We had several days of rough weather, with rain and wind. Goats and chicks had to stay indoors, which was not what they favoured. We had the goats out on picket and when the first storm came up in the late afternoon, Bucky would have nothing to do with it, and pulled himself loose. He wedged his tether under the lilac though, and he stood there and bawled like a toddler until I rescued him.
The smallest chick suffered an injury to her face last night. I suspect that things got a bit rough around the feed dish, and she took a beak to the noggin. One eyelid is swollen. She seems fine otherwise, eating and drinking, even chirping and beginning to roost on the edge of the dish. We will see how that goes. I checked her frequently today to make sure she isn’t getting bullied, but that doesn’t seem to be the case. Silkies are famous for their good temperaments. I do remember a bit of a squeak from the crate last night, so that may have been the moment of conflict. When I went in to check, all was settled.
Nicholas has the hen pen almost finished. We have made some changes to reinforce it, so that goats can’t rampage through the wire. I’m hoping that these almost fledged chicks will soon be barn residents. Nicholas keeps their crate immaculate, but pine chips and chick chow seem to dribble out. I cleaned the barn today, after goats had been penned for two days. That’s about as long as I will let it go. It’s bad enough that this is housefly season. We have been chasing and smacking flies for three days, but there always seem to be two or three who are clever and get away. The barn gets a bit nasty with them after a few wet days, and I had to use a kennel spray to keep down the population. It is safe for animal bedding, and it works well. I don’t spray the whole barn, just the worst spots, and pen the goats away from the spray for 24 hours. I’m being overly cautious, but they can take some peculiar ideas into their hard little skulls, and I don’t want them tasting the walls.
We are eating peas, beans, lettuce, radishes and onions from the garden.
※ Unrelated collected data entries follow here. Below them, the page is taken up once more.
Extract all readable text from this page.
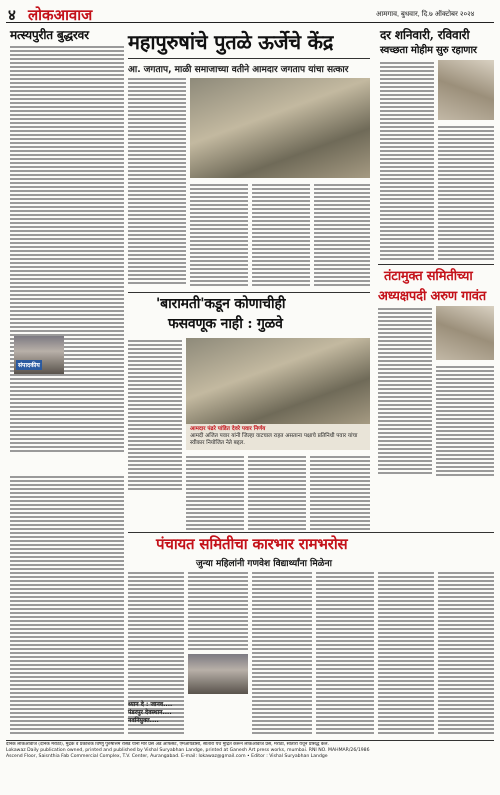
४ लोकआवाज	आमगाव, बुधवार, दि.७ ऑक्टोबर २०२४
मत्स्यपुरीत बुद्धरवर
संपादकीय
महापुरुषांचे पुतळे ऊर्जेचे केंद्र
आ. जगताप, माळी समाजाच्या वतीने आमदार जगताप यांचा सत्कार
दर शनिवारी, रविवारी
स्वच्छता मोहीम सुरु रहाणार
'बारामती'कडून कोणाचीही
फसवणूक नाही : गुळवे
आमदार पंढरे पांडित देवरे पवार निर्णय
आमदी अजित पवार यांनी जिल्हा वाटचाल राहत असताना पक्षाचे प्रतिनिधी पवार यांचा स्वीकार नियोजित नेते बद्दल.
तंटामुक्त समितीच्या
अध्यक्षपदी अरुण गावंत
पंचायत समितीचा कारभार रामभरोस
जुन्या महिलांनी गणवेश विद्यार्थ्यांना मिळेना
ध्यान दे : जानव....
पंडरपुर देवस्थान....
नवनियुक्त....
दैनिक लोकआवाज (दैनिक मराठी), मुद्रक व प्रकाशक विष्णु पुरुषोत्तम रासडे यांनी मोरे प्रेस अँड ऑफसेट, एमआयडीसी, सातारा येथे मुद्रित करून लोकआवाज प्रेस, मराठा, सातारा येथून प्रसिद्ध केले.
Lokawaz Daily publication owned, printed and published by Vishal Suryabhan Landge, printed at Ganesh Art press works, mumbai. RNI NO. MAHMAR/26/1986
Ascend Floor, Saisnthia Fab Commercial Complex, T.V. Center, Aurangabad. E-mail: lokawaz@gmail.com • Editor : Vishal Suryabhan Landge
The tomato plants are setting fruit, so I am anticipating a good crop. Plenty more beans coming along, a few sunflowers, and cucumber and squash are wending through the wild yarrow. All my herbs are doing well, too.
Today was one of those perfect Canadian summer days. The sky was clear as a cold water spring, the breeze was sweet and not too stiff. The air sparkled like a diamond. We reminisced about perfect summer days when we were young. In August, about this time, my sisters and I would spend all the time we could outdoors, riding our bikes, walking in the woods, helping in the garden. (I also spent hours in the kitchen turning the food mill as that produce got canned, but that’s another story.) Nicholas remembered a day like this, late August, when school had just started. He was sixteen. The bus pulled to the curb; he and his good friend Tom got on. They had their brown bag lunches with them.
They looked out the window at the little white clouds scudding by, off Lake Ontario. “Come on,” Nicholas said. “I’m not wasting today.”
“Where are we going?” Tom wanted to know.
“The lake.” They got off the bus, hiked over to the waterfront, and rigged Nicholas’s OK dinghy. They sailed all day, getting sunburned, heading home late. There were consequences, but as Nicholas still says, “It was worth the lecture.”
“Was your dad angry?” I asked. “No,” he said. “It was more that he was jealous.”